As PR people have rushed to get their heads around SEO, and SEO people started undertaking activity that might traditionally be called PR, we’ve seen the term ‘online PR’ increasingly bandied about. 

What it tends to mean in this context is content generation and influencer relations, with one goal in mind: building links. And link building, as a goal in itself, is dead, or at least dying. 

And deservedly so. Call me old fashioned, but I like my search results to be a representation of the best content for what I’m looking for, not what an SEO (or PR) professional has managed to get the most links to point at. 

Google happens to agree with this, so link building, and by extension what tends to get called ‘online PR’, is diminishing in effectiveness.

The focus now needs to be more firmly on just creating good content, with the emphasis on forming relationships with those that might link to it taking a back seat. 

PR professionals are very adept at digital communication

The accepted wisdom is that PR people don’t understand digital channels. We’re too busy lunching with newspaper editors and taking TV producers out for drinks to bother tweeting with bloggers, you see. 

However, EML Wildfire’s recent research into the effectiveness of 80 business’ PR functions found that in terms of channels, digital was the strongest. Which isn’t a huge surprise to me. 

Digital is now the bread and butter of a decent PR strategy, in fact I’d go so far as to question if it’s even describable as a ‘channel’, so broad is the term. It’s like a horizontal consideration, spanning the vertical channels of print, social, video, and often to the detriment of broadcast. All media channels are now ‘digital’ in some form. 

There’s every reason that PR people should be adept at digital communications, as PR people are professional communicators. 

More than leads

As PR has matured into the digital era, one area that has lagged behind is that of measurement. 

We’re now starting to see some of the more advanced PR operators adopt the standard digital marketing core measurement; leads generated. 

Which is very valiant, and PR’s effectiveness should absolutely be measured by its impact on the business. The problem is that, as EML Wildfire’s new measurement framework points out, ‘leads’ are not the only business impact that PR can have. 

As I mentioned, the internet has expanded PR’s influence through businesses, and by that I mean beyond marketing and sales.

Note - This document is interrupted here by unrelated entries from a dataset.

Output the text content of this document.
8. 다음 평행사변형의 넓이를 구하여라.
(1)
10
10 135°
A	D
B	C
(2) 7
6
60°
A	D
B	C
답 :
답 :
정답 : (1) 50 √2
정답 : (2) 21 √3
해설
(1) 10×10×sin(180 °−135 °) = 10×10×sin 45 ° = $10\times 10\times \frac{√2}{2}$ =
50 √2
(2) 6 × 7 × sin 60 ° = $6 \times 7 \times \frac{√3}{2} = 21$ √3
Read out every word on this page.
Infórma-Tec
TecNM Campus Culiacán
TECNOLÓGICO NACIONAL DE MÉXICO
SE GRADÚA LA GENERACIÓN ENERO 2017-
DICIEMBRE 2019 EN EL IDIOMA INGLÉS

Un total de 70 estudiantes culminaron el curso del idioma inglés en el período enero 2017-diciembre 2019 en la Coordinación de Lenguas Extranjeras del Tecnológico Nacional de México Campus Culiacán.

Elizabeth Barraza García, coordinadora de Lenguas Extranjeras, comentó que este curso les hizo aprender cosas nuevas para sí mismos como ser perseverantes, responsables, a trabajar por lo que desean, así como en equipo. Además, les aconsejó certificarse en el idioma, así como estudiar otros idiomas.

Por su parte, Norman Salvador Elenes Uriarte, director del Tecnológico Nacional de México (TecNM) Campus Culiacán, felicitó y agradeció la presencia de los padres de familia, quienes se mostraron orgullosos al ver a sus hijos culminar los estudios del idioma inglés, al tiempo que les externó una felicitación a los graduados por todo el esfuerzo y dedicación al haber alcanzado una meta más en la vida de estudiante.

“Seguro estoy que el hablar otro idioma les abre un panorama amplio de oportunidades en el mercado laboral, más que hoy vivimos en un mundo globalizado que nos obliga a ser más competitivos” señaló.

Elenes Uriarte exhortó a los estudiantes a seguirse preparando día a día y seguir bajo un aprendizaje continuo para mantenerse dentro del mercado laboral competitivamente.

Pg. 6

A mature PR strategy can be aligned against audience behavior, brand loyalty, share price (or perceived business value), reputation and actual sales (not just leads).

In fact, these are all objectives against which PR could always be judged against, but as PR has moved into the digital age rather than measure them all more closely, we’ve been keen to emulate digital marketing and focus on leads. 

So there really is no such thing as online PR, not just because what we tend to call online PR is obsolete, but because all PR is online.